A Delegacia de Conflitos Agrários (Deca) chegou ao nome de Carlão e
outros membros do Complexo Divino Pai Eterno quando identificaram
Romério Roberto de Araújo como parte do grupo. Romério era um conhecido
pistoleiro local.
Segundo o inquérito policial, ele estaria coordenando a ação de
pistolagem na região. Seu contratante, segundo o delegado titular da
Deca Valdivino Miranda, foi Bruno Peres. “A gente chegou à conclusão que
o fazendeiro chamado Bruno Peres teria contratado Romério para fazer
ameaças na região. Só que pelo que a gente percebeu a situação acabou
saindo do controle no dia”, conta o delegado. Segundo Miranda, os
pistoleiros iriam “dar uma pressão” nos trabalhadores. No dia, eles
mantiveram trabalhadores em cárcere privado. Quando os sem terra foram
resgatar seus colegas de acampamento, houve troca de tiros. Osvaldo foi
baleado e não resistiu aos ferimentos.
O celular periciado de Romério mostrou que ele mantinha contato com
os fazendeiros. O acerto dos trabalhos de pistolagem era feito
diretamente com Carlão e Bruno Peres de Lima, possuidor de algumas áreas
do complexo.
Bruno e Carlão são considerados foragidos pelo delegado Valdivino.
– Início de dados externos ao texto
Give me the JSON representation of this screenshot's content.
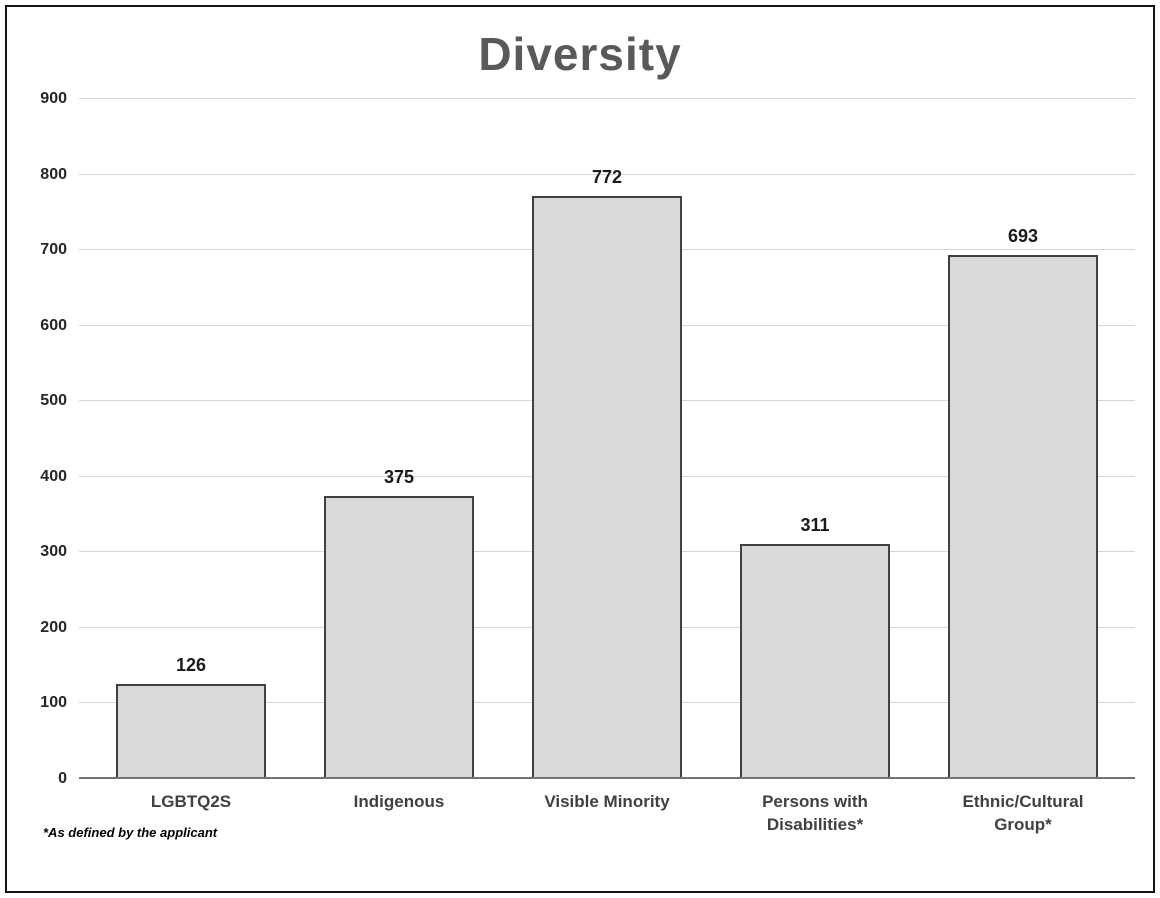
{
  "title": "Diversity",
  "footnote": "*As defined by the applicant",
  "colors": {
    "bar_fill": "#d9d9d9",
    "bar_border": "#404040",
    "gridline": "#d6d6d6",
    "axis_line": "#737373",
    "title_color": "#595959",
    "frame_border": "#141414"
  },
  "chart_data": {
    "type": "bar",
    "title": "Diversity",
    "categories": [
      "LGBTQ2S",
      "Indigenous",
      "Visible Minority",
      "Persons with Disabilities*",
      "Ethnic/Cultural Group*"
    ],
    "values": [
      126,
      375,
      772,
      311,
      693
    ],
    "xlabel": "",
    "ylabel": "",
    "ylim": [
      0,
      900
    ],
    "ytick_step": 100,
    "yticks": [
      0,
      100,
      200,
      300,
      400,
      500,
      600,
      700,
      800,
      900
    ],
    "grid": true,
    "legend": false,
    "annotation": "*As defined by the applicant"
  }
}
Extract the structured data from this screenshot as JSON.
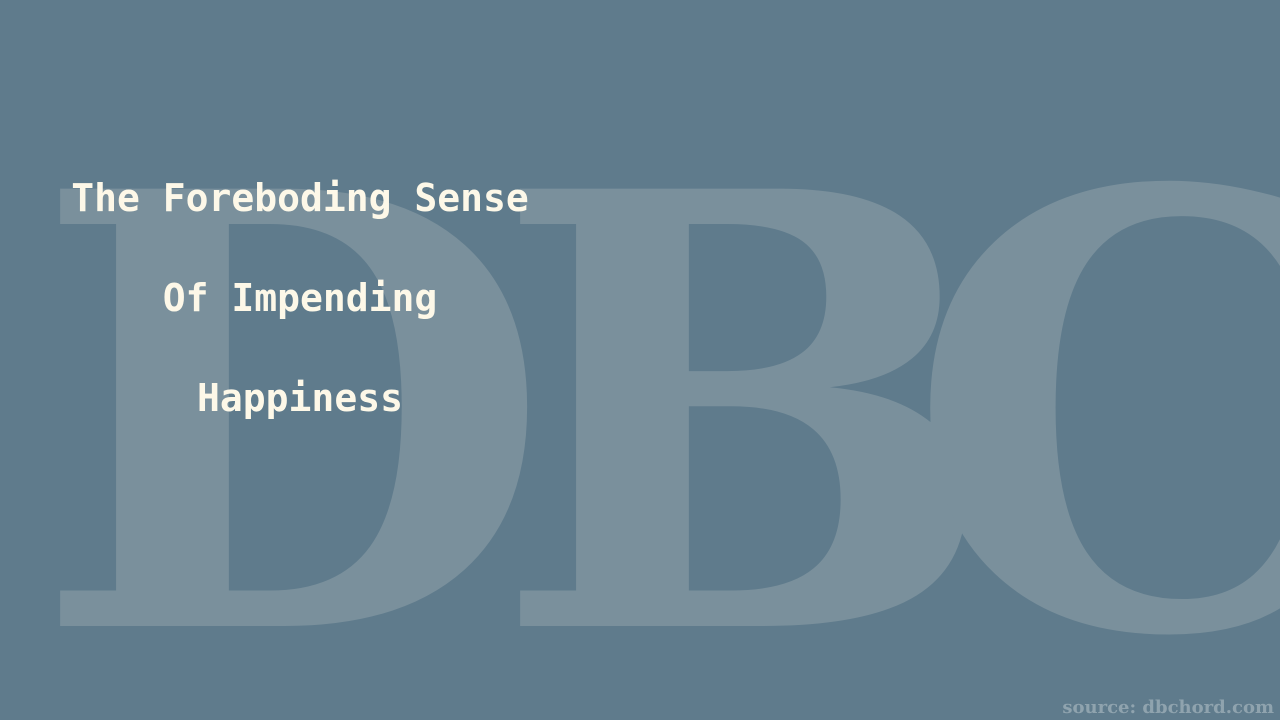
{
  "watermark": {
    "letters": [
      "D",
      "B",
      "C"
    ]
  },
  "title": {
    "lines": [
      "The Foreboding Sense",
      "Of Impending",
      "Happiness"
    ]
  },
  "source": {
    "text": "source: dbchord.com"
  },
  "colors": {
    "background": "#5f7b8c",
    "watermark": "#7a909c",
    "title_text": "#fdf8e8",
    "source_text": "#8fa3ae"
  }
}
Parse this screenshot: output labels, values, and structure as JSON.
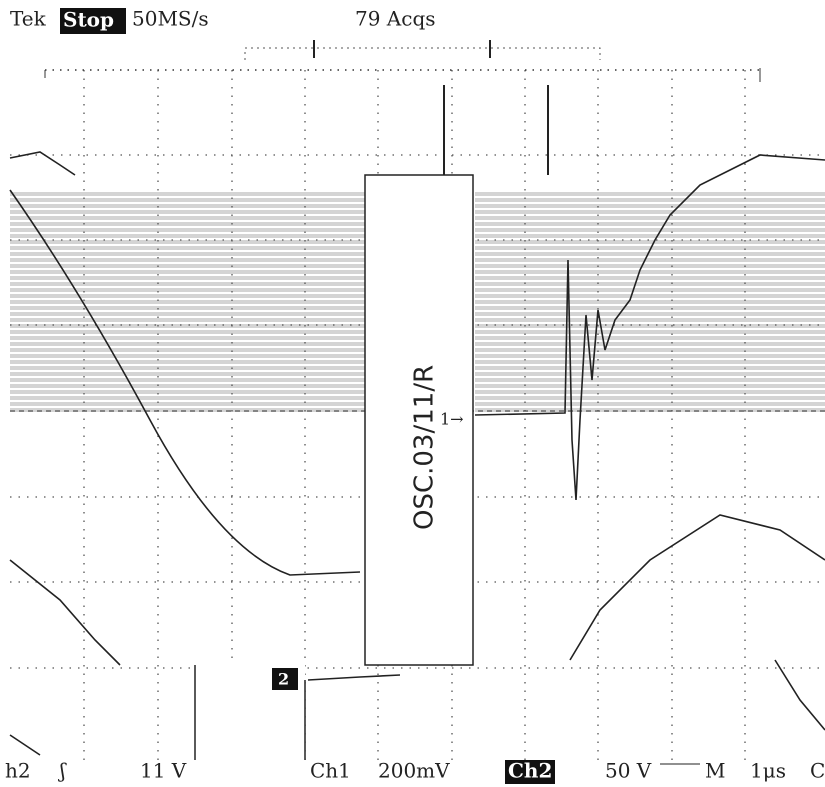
{
  "header": {
    "brand": "Tek",
    "state": "Stop",
    "sample_rate": "50MS/s",
    "acquisitions": "79 Acqs"
  },
  "annotation": "OSC.03/11/R",
  "markers": {
    "ch1": "1→",
    "ch2": "2"
  },
  "footer": {
    "trigger_source": "h2",
    "trigger_slope": "ʃ",
    "trigger_level": "11 V",
    "ch1_label": "Ch1",
    "ch1_scale": "200mV",
    "ch2_label": "Ch2",
    "ch2_scale": "50 V",
    "timebase_label": "M",
    "timebase": "1μs",
    "coupling": "C"
  }
}
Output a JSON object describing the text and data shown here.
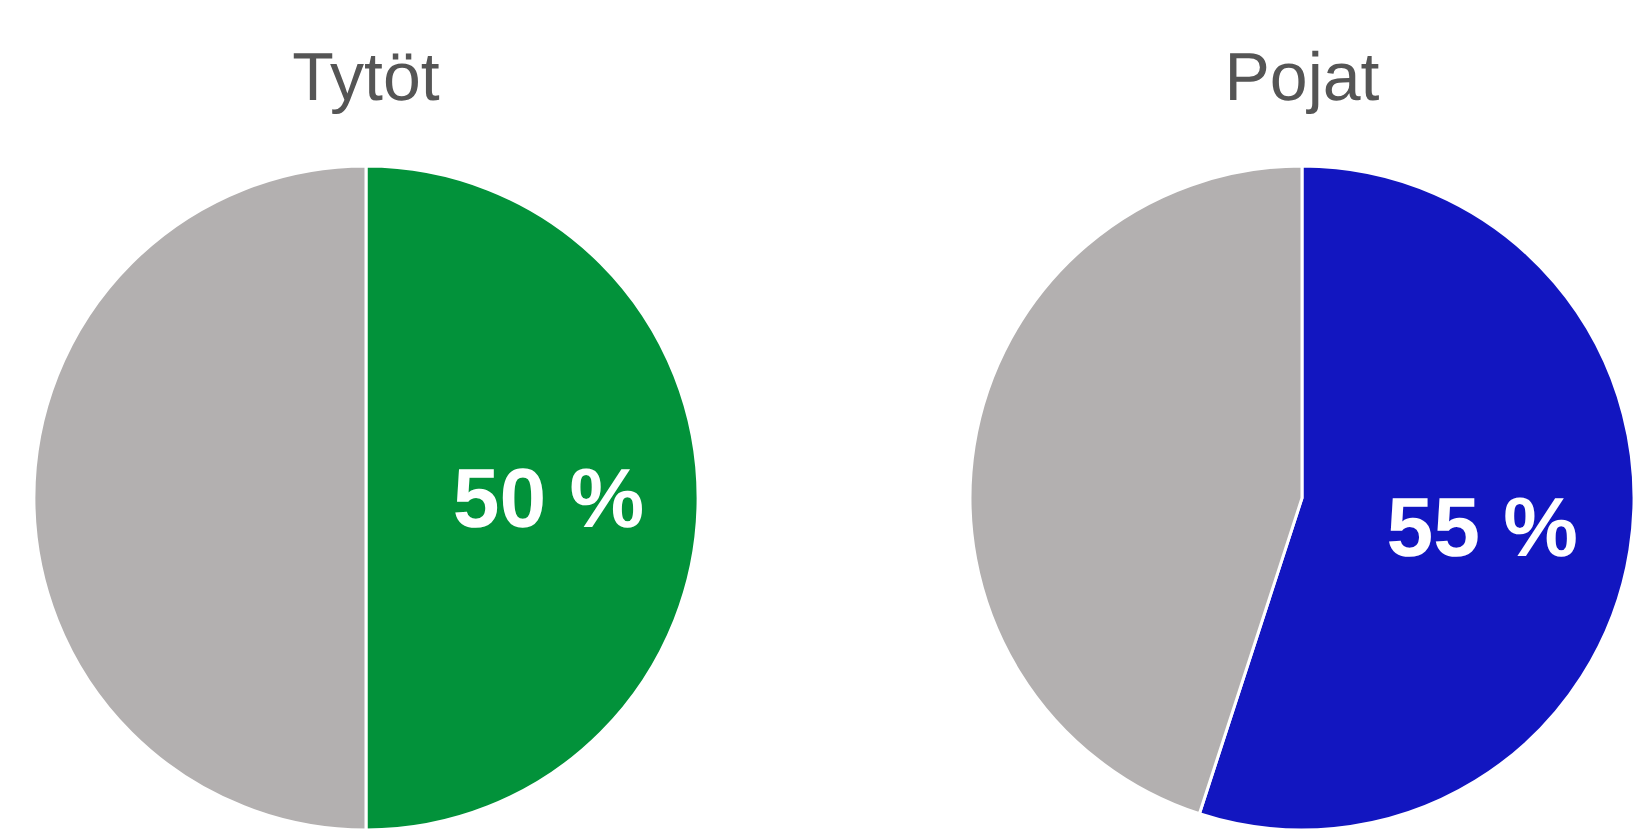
{
  "chart_data": [
    {
      "type": "pie",
      "title": "Tytöt",
      "categories": [
        null,
        null
      ],
      "values": [
        50,
        50
      ],
      "colors": [
        "#02923a",
        "#b3b0b0"
      ],
      "value_labels": [
        "50 %",
        null
      ]
    },
    {
      "type": "pie",
      "title": "Pojat",
      "categories": [
        null,
        null
      ],
      "values": [
        55,
        45
      ],
      "colors": [
        "#1216c0",
        "#b3b0b0"
      ],
      "value_labels": [
        "55 %",
        null
      ]
    }
  ]
}
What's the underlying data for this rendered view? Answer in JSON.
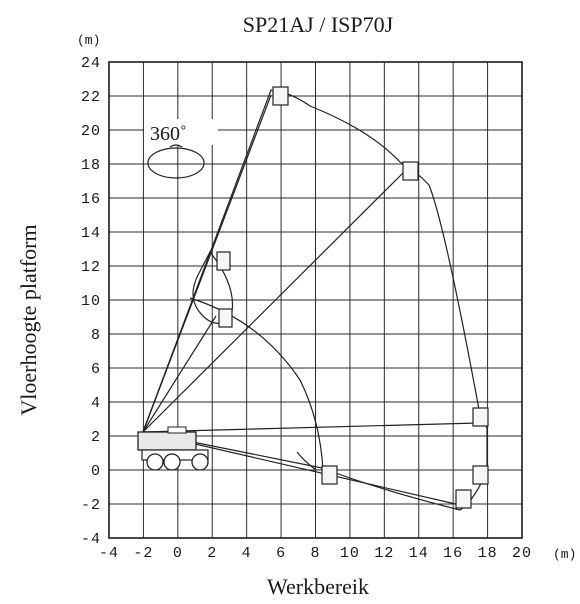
{
  "diagram": {
    "title": "SP21AJ / ISP70J",
    "y_unit": "(m)",
    "x_unit": "(m)",
    "y_axis_label": "Vloerhoogte platform",
    "x_axis_label": "Werkbereik",
    "rotation_label": "360˚",
    "x_ticks": [
      "-4",
      "-2",
      "0",
      "2",
      "4",
      "6",
      "8",
      "10",
      "12",
      "14",
      "16",
      "18",
      "20"
    ],
    "y_ticks": [
      "24",
      "22",
      "20",
      "18",
      "16",
      "14",
      "12",
      "10",
      "8",
      "6",
      "4",
      "2",
      "0",
      "-2",
      "-4"
    ]
  },
  "chart_data": {
    "type": "scatter",
    "title": "SP21AJ / ISP70J",
    "xlabel": "Werkbereik",
    "ylabel": "Vloerhoogte platform",
    "xlim": [
      -4,
      20
    ],
    "ylim": [
      -4,
      24
    ],
    "grid": true,
    "series": [
      {
        "x": [
          5.8,
          13.5,
          17.5,
          17.5,
          16.5,
          8.5,
          2.5,
          2.5,
          2.0
        ],
        "y": [
          22.0,
          17.8,
          3.0,
          0.0,
          -1.8,
          0.0,
          8.8,
          12.0,
          9.0
        ]
      }
    ]
  }
}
“Nós achamos conversas entre Bruno e Romério, entre Carlão e Romério.
Material de escuta telefônica e conversas de WhatsApp. O Bruno estava
com a área totalmente invadida e tinha interesse em desocupá-la”,
afirma. Carlão, Bruno e Romério são acusados de participação no
homicídio qualificado de Osvaldo Rodrigues Costa.
A Justiça paraense já decretou a prisão preventiva de Carlão, Bruno e Romério. No último dia 10, o juiz Leandro Cosentino negou um pedido de revogação da prisão movido pelo fazendeiro.
“Há indícios de autoria pois as investigações apontam que os
investigados [Carlão e Romério] e Bruno Peres de Lima são os
mandantes do crime que vitimou Osvaldo Rodrigues Costa”, diz a decisão
de Cosentino.
A Pública procurou os acusados para comentar as
acusações, mas eles se recusaram a dar entrevista. O advogado deles,
Sílvio Bezerra, negou qualquer participação de seus clientes.
O sistema da pistolagem
Dados levantados pelo historiador Airton dos Reis Pereira, doutor em
História pela Universidade Federal de Pernambuco (UFPE) e professor da
Universidade do Estado do Pará (Uepa), dão a dimensão da impunidade dos
crimes relacionados à luta pela terra no Pará.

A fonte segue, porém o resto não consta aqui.